If overall statistics on mental health improve, which programmes should take the credit? If they do not, which programmes are most at fault? Surely some will prove more promising than others.

The Government has put $455 million towards improving access and choice among mental health and addiction services providers. Figuring out what works and what doesn't work allows closing the policy loop – scaling down programmes that are less effective and using the funding to boost more effective alternatives.

Initiatives targeting family violence at least came with a $5m increase in funding for evaluation. But quite how that evaluation will be undertaken remains a bit up in the air.
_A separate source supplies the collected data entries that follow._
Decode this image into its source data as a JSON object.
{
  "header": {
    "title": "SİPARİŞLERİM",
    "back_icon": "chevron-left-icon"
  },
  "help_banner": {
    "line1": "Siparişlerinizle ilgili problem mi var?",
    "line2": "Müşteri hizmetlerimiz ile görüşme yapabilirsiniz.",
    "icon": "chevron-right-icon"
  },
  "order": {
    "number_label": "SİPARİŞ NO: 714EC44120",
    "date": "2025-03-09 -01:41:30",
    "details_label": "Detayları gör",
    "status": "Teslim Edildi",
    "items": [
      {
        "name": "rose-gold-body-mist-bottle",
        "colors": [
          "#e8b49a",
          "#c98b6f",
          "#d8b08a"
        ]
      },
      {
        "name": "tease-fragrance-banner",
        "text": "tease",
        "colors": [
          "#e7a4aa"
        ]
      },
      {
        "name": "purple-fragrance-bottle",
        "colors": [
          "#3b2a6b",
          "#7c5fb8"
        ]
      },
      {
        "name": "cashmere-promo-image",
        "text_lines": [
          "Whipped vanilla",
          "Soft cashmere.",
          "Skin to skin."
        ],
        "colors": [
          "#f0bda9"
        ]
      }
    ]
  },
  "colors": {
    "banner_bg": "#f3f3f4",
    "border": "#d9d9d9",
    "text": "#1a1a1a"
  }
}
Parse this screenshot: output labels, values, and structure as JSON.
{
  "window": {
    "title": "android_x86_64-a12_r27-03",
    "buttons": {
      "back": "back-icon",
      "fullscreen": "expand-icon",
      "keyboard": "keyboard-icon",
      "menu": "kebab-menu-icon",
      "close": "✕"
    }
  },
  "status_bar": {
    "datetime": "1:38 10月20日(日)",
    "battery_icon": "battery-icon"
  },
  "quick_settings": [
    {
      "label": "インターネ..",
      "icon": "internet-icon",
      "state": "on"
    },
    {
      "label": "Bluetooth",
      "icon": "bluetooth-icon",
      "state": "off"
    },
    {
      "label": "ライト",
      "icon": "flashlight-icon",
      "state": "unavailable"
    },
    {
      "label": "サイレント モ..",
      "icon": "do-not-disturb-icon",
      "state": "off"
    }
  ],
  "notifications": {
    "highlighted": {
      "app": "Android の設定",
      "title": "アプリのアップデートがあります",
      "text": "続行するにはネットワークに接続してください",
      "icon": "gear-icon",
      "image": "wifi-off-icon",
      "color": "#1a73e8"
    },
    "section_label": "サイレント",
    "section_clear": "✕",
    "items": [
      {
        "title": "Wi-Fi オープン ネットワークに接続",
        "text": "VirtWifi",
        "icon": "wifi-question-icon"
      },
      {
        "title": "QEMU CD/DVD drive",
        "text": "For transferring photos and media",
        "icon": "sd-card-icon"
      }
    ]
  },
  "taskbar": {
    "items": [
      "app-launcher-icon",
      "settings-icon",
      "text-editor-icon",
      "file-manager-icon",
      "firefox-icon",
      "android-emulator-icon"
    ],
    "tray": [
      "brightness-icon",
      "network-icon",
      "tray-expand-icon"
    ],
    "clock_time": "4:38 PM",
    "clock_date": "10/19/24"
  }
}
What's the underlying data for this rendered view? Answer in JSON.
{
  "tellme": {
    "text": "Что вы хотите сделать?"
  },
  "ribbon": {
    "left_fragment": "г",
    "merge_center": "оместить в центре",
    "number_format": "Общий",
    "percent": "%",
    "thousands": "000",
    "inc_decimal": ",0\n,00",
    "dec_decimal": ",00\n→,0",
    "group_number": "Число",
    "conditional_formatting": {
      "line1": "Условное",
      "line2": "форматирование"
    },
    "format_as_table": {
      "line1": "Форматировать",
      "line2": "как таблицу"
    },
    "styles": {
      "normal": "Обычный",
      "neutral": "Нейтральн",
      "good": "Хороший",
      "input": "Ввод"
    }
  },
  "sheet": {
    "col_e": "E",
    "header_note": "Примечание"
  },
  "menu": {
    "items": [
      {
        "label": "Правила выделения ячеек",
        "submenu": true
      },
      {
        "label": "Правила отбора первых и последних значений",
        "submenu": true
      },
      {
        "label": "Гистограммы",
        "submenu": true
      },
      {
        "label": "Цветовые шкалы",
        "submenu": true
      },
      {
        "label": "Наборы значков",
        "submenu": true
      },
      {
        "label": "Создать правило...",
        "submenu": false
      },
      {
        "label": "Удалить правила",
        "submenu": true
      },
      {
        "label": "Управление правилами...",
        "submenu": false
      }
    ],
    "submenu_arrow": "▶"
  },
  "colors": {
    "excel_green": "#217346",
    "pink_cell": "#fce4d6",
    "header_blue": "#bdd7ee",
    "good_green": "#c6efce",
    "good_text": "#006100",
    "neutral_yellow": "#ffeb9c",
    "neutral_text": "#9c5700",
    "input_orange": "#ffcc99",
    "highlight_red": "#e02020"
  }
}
Rigorous evaluation work relies heavily on Statistics New Zealand's integrated data Infrastructure. Statistics NZ has quietly developed the world's best linking-up of administrative records held by various government agencies and ministries to allow rather better ways of figuring out what works.

But that infrastructure is already bursting at the seams, with increasingly heavy demands on it from academic researchers, think tanks, and government agencies. The performance indicators noted in Vote Statistics expect the agency to deliver a 50 per cent increase in the number of microdata users in the next year – but a decline in funding.

Treasury often undertakes this kind of programme evaluation work, or at least assists in overseeing it. But Treasury's core economic and analytical capabilities have been seriously eroded under its secretary, Gabriel Makhlouf.

Treasury was awarded $5m a year over the next four years to "deliver core functions and the wellbeing approach". Rebuilding Treasury to be able to deliver the evaluation capabilities necessary for achieving Robertson's vision may be a bigger job than that.

It would have perhaps been the wrong day to ask the minister of finance whether he has any confidence in Treasury's capability to deliver. I have doubts.

Programme evaluation has always been the poor cousin to programme announcements. When voters too easily infer a government's depth of caring by the quantity of its spending, rather than the outcomes that spending achieves, that outcome is not surprising.

I hope the wellbeing approach yet proves to be something more than that. It may otherwise be difficult to distinguish from business as usual.